Domain : data science and machine learning
5. Data Science Predictive Analytics
Predictive Analytics transform the information into important into value data Predictive Analytics utilizes information to decide the plausible result of an occasion or a probability of a circumstance happening.
Predictive Analytics holds an assortment of factual procedure from demonstrating, machine, learning, information mining and game hypothesis that break down present and historical realities to make expectation about future occasion.
There are three essential foundations of prescient examination
- Predictive demonstrating
- Decision Analysis and advancement
- Transaction profiling
Descriptive analytics takes a gander at information and investigate past occasion for understanding as how to approach future occasions. It takes a gander at the past presentation and comprehends the exhibition by mining recorded information to comprehend the reason for progress or disappointment before. Practically all the administration detailing, for example, deals, advertising, tasks, and fund utilizes this kind of analytics.

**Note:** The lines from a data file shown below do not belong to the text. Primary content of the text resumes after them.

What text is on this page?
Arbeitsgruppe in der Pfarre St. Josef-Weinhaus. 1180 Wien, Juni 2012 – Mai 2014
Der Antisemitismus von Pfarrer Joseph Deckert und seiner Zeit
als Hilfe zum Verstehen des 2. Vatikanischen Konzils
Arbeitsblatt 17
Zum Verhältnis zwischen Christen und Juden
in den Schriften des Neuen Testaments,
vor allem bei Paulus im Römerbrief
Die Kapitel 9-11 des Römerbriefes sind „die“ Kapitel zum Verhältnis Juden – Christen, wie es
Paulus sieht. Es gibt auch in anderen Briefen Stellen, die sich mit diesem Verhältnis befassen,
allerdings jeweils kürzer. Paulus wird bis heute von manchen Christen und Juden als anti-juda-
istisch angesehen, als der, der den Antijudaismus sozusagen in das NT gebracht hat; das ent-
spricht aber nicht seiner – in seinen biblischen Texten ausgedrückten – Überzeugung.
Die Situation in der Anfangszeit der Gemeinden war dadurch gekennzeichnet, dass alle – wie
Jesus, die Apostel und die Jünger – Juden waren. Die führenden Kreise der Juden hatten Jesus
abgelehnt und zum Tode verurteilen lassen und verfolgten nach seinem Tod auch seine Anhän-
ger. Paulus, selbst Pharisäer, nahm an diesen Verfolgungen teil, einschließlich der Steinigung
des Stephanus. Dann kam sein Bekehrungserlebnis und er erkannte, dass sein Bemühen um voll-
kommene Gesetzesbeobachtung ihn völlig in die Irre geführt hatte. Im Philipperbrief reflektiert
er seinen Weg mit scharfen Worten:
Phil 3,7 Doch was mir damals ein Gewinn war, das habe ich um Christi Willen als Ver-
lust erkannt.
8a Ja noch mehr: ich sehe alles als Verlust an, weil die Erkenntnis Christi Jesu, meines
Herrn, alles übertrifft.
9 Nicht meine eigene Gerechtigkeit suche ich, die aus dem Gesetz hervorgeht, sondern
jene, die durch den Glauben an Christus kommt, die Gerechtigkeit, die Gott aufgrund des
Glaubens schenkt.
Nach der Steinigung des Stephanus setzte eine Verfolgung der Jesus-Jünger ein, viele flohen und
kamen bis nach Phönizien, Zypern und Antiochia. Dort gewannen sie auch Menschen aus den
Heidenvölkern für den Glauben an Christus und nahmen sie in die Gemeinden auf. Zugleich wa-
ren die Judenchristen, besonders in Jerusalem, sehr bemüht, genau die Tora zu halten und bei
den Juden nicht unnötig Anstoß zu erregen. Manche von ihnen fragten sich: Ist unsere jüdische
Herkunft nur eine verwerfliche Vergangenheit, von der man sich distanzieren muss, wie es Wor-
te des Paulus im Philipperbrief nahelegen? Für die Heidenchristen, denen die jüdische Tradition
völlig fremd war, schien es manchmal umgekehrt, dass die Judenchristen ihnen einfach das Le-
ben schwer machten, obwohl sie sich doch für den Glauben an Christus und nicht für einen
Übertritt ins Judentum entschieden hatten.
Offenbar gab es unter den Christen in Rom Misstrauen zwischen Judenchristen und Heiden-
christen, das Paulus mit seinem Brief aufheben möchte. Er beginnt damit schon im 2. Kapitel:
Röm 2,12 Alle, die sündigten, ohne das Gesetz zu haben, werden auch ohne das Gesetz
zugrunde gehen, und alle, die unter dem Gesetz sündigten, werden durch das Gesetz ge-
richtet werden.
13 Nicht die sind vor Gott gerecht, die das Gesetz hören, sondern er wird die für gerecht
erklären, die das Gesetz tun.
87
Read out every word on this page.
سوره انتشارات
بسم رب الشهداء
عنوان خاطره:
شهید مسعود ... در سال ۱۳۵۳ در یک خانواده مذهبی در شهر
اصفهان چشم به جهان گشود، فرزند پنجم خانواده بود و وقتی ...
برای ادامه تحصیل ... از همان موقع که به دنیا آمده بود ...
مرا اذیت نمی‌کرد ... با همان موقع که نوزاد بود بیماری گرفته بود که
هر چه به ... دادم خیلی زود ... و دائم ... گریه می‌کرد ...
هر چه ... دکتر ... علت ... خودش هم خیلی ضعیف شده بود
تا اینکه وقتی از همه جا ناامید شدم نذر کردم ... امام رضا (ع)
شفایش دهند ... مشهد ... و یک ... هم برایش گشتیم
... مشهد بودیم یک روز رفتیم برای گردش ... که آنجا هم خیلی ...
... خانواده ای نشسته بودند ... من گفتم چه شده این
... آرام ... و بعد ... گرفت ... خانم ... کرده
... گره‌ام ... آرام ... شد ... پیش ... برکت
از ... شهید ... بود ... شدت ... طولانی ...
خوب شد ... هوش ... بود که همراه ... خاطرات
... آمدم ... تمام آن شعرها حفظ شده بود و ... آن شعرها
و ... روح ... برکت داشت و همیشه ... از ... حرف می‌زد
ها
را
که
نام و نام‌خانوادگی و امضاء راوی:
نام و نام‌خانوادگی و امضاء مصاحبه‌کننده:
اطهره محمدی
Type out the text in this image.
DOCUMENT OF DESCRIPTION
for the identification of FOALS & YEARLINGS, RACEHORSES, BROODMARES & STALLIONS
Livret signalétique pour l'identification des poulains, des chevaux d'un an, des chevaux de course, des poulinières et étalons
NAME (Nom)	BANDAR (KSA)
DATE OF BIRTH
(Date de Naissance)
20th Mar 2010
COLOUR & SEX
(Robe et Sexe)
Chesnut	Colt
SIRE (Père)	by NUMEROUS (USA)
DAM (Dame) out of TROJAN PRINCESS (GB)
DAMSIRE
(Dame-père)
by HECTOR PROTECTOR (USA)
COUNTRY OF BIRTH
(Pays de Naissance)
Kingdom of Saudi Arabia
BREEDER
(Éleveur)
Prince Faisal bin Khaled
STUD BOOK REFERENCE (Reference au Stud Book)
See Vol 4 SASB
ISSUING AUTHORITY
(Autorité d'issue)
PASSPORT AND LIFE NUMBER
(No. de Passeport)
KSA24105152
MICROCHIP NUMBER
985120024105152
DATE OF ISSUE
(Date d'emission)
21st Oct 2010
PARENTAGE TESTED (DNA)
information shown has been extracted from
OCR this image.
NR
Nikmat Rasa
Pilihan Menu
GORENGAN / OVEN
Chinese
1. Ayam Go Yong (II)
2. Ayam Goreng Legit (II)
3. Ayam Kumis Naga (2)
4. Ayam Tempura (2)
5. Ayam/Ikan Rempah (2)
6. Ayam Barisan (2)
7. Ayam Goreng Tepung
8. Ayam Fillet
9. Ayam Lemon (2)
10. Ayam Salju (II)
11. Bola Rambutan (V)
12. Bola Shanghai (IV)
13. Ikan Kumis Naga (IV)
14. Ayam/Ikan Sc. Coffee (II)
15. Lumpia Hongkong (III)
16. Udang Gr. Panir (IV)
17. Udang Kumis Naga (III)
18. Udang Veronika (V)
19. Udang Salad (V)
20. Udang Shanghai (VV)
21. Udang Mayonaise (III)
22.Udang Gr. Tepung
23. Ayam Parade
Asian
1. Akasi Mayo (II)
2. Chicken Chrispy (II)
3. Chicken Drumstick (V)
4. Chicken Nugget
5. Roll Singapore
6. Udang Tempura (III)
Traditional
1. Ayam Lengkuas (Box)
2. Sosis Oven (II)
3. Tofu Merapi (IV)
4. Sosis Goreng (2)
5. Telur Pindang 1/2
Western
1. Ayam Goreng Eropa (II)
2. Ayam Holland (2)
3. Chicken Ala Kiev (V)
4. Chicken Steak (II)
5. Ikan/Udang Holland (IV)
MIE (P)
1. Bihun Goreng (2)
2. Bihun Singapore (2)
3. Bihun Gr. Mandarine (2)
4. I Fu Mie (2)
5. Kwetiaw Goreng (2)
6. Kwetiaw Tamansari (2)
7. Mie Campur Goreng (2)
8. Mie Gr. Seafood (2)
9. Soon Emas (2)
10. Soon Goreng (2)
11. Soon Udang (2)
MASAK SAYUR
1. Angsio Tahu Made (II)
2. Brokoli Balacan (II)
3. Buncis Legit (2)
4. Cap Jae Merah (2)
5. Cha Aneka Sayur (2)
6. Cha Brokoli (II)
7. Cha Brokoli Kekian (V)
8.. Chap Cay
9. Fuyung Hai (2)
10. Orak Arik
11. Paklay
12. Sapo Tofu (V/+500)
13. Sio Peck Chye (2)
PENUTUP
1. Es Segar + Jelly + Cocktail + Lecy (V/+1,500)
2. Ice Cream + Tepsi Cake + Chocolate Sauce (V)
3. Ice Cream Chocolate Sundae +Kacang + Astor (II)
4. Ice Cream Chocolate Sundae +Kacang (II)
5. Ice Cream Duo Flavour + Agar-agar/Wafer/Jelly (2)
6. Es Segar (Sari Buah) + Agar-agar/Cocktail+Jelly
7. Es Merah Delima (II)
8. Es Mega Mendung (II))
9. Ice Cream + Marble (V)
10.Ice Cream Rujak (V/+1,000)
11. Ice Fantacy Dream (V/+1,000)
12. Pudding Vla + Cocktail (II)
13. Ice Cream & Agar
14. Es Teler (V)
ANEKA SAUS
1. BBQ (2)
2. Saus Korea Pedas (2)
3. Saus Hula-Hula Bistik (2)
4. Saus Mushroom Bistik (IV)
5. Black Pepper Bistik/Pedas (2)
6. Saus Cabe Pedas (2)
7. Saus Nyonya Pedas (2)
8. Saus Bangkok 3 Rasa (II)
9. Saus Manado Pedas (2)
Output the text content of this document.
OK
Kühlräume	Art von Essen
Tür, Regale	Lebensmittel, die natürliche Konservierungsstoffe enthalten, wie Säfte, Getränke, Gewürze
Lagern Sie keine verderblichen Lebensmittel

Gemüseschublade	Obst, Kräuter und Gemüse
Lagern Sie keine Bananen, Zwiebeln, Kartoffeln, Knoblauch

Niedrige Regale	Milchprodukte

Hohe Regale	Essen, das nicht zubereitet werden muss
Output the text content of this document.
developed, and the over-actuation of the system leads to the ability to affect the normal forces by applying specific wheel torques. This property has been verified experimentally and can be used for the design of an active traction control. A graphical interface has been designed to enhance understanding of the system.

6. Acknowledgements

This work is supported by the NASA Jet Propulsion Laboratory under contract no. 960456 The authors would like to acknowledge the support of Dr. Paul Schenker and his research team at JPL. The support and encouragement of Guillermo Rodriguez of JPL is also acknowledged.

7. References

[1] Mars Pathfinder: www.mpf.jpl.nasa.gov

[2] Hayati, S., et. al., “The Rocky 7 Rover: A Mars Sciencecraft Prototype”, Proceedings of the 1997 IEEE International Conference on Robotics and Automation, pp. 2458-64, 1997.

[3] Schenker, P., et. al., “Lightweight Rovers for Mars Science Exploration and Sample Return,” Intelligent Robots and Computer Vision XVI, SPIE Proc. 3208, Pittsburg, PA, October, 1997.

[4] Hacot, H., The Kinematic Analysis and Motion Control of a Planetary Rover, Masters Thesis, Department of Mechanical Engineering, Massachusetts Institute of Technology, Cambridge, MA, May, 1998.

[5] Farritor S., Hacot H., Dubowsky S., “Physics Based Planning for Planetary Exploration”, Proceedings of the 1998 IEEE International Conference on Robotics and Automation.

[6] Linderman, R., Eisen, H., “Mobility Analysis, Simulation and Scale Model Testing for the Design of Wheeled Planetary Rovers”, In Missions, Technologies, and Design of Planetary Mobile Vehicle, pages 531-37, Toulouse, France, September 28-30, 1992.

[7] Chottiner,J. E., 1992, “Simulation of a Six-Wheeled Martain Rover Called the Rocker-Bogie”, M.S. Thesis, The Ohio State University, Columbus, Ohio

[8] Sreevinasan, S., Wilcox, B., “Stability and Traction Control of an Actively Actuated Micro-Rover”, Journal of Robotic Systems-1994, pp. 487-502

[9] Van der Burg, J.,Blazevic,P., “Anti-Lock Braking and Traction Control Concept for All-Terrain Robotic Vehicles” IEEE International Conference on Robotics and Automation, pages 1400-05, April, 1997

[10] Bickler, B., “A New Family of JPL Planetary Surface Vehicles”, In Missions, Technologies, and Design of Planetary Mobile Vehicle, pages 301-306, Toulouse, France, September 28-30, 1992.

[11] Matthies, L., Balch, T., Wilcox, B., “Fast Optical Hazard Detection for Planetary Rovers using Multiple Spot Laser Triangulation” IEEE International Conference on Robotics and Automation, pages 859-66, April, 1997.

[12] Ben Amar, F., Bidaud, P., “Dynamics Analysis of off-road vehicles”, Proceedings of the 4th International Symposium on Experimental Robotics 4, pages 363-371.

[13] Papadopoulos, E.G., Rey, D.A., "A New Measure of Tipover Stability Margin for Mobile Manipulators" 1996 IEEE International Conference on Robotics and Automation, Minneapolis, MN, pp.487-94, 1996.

Enlightening model measures relationship in information in a manner that is frequently used to arrange clients or prospect into gatherings. Not at all like prescient model that spotlights on anticipating the conduct of single client, Descriptive examination distinguish various connections among client and item.
Prescriptive Analytics naturally combine huge information, scientific science, business principle, and AI to settle on forecast and after that proposes choice alternative to exploit the expectation. Prescriptive examination goes past anticipating future results by likewise recommending activity profit by the forecasts and demonstrating the leader the ramifications of every choice. Prescriptive Analytics not just envisions what will occur and when occur yet additionally why it will occur. Further, Prescriptive Analytics can recommend choice alternatives on the best way to exploit a future chance or moderate a future hazard and represent the ramifications of every choice option.For model, Prescriptive Analytics can profit social insurance key arranging by utilizing examination to use operational and use information joined with information of outside components, for example, financial information, populace demography and so on.
In this analysis, we for the most part utilize recorded information over other information to respond to any question or for the arrangement of any issue. We attempt to discover any reliance and example in the authentic information of the specific issue. For instance, organizations go for this analytics since it gives an extraordinary knowledge for an issue, and they likewise keep point by point data about there transfer generally information gathering may turn out individual for each issue and it will be very tedious.